33 rpm (Underworld) 33 rebellions per minute
"I get my kicks on channel six"
1994
Underworld, DUBNOBASSWITHMYHEADMAN
In short review, Underworld have built an entire style around Saint Etienne's FOXBASE ALPHA instrumental "Stoned To Say The Least", which I've been hoping was possible for a long time. I realize that for a latticework of sequenced, quanitized electro-blips, I should be comparing Underworld to peers like Meat Beat Manifesto and Leftfield, but I'd much rather compare them to somthing that doesn't numb and bore me, even if it's by a band that quickly evolved into a cheesy lounge-pop act.
One of the key variables in any work of what is, essentially, minimalism, is "What is the pace of change, of invention?". Your idea of what is a proper pace may not equal mine, and mine doesn't seem to reward maximal invention (DUBNOBASSWITHMYHEADMAN probably supplants Eat Static's SCIENCE OF THE GODS and D.J. Vertigo's ASYMMETRY as my favorite rave record despite being less inventive than those two). Underworld's, though, unlike too much electronica, does at least have a pace I can detect with no effort. It is layered music, so most of the sounds -- bass thumps, different bass thumps, other bass thumps different from that, mothership bleeps, the throat-clearings of waterlogged vacuum cleaners, a repeated riff on "Mmm Skyscraper I Love You" that brings to mind the human skeleton being used as a xylophone -- will play, or at least reappear regularly, for many measures at a time. Each measure will generally bring some slight modification, usually adding something to the mix. A couple of times per eight-minute song there will be a major intstumental drop-out that leaves the song in new and semi-recognizable form. While waiting for new sounds, I find myself adjusting my ears to catch all the constant little games of shifting volume, stuttered emphasis. It should be dance music, because the steadiness is perfect for that, but I find the effect more hypnotic than invigorating. Someone with objectively worse hearing would find the same songs utterly monochromatic for minutes a time. Someone with better hearing than mine, I suppose, would find interesting action even at the all-percussion slough of "Spoonman".
I suppose I seem less thrilled than I am, though. Underworld are _very good_ hypnotists, at least for me, and the way their albums place high in critics' polls and in sales (as electronica bands go) suggests I'm not alone. Maybe you don't want to be hypnotized very often, but isn't the entire point of collecting records to have at least one for every occasion? The danger, of course, is that you'll end up with only one song, inadequately, for a need that you'd been quite contently unaware of. But then, friends are like that too, and it was when Cortney put this album's "Cowgirl" and BEAUCOUPFISH ('99)'s "Moaner" on a mixtape for me that my happy ignorance was out.

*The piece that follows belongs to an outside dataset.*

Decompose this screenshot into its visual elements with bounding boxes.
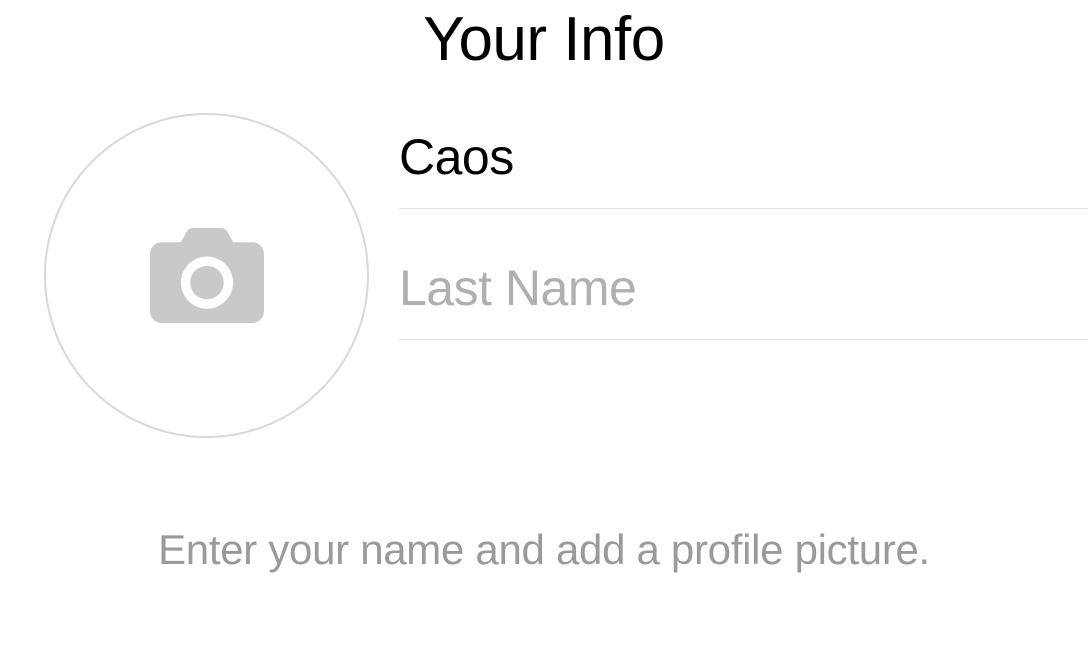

Underworld do take advantage of a huge and simple advantage that these days is increasingly shunned: they use the human voice. Voices don't need to say anything, just like faces don't need to mean anything: it is a simple, demonstrable fact that any infant will look far more avidly at a human face than at anything else, and listen far more attentively to a human voice than to anything else. Some people of refined taste overcome that, but classical music was always the learned taste of an elite (who could afford the orchestras), and the rave audience is helped along immensely by drugs; otherwise, even the most convoluted, overwhelmingly noisy math-rock bands get nagged by their audience to hire a singer. Interestingly, infants can already tell a pleasant face from an ugly one (which means your very own kid will pay more attention to you, on average, if you're cute than if you ain't; life is so fair, huh?), and the same applies to voices; so it's just as well that Underworld their voices into a stylish, off-hand mechanical machismo that suits their words. It is infantile, natural, and automatic for most people to prefer a latticework of loops that does include a loop of "everything" (repeated 10 and 2/3 times) overlaid by "I'm invisible", "and a razor of luck", or "why don't you call me, I feel like flying in two" than one that doesn't.
True, "Dirty Epic", which combines the grace and melodiousness of New Order with the beat propulsion of early Depeche Mode, aims for meaning, apparently taking aim at televangelists so that Underworld's fans can whirl telegenically in the dark to scornful lines about "phone sex", "disconnection", and "I get my kicks on channel six". But those early hysterics about subliminal messages turned out to be more phony than not, and backwards masked messages aren't even mentally processed (except by people with access to a rumor mill and a backwards record player with careful tuning buttons). Similarly, social commentary in an Underworld-listening mood is so much noise anyway. It is good noise. Don't worry, be attentive, and peacefully grok the weird noises as they whoosh by you. And then, ten seconds later, slightly altered and just a little off the beat, as they whoosh by again.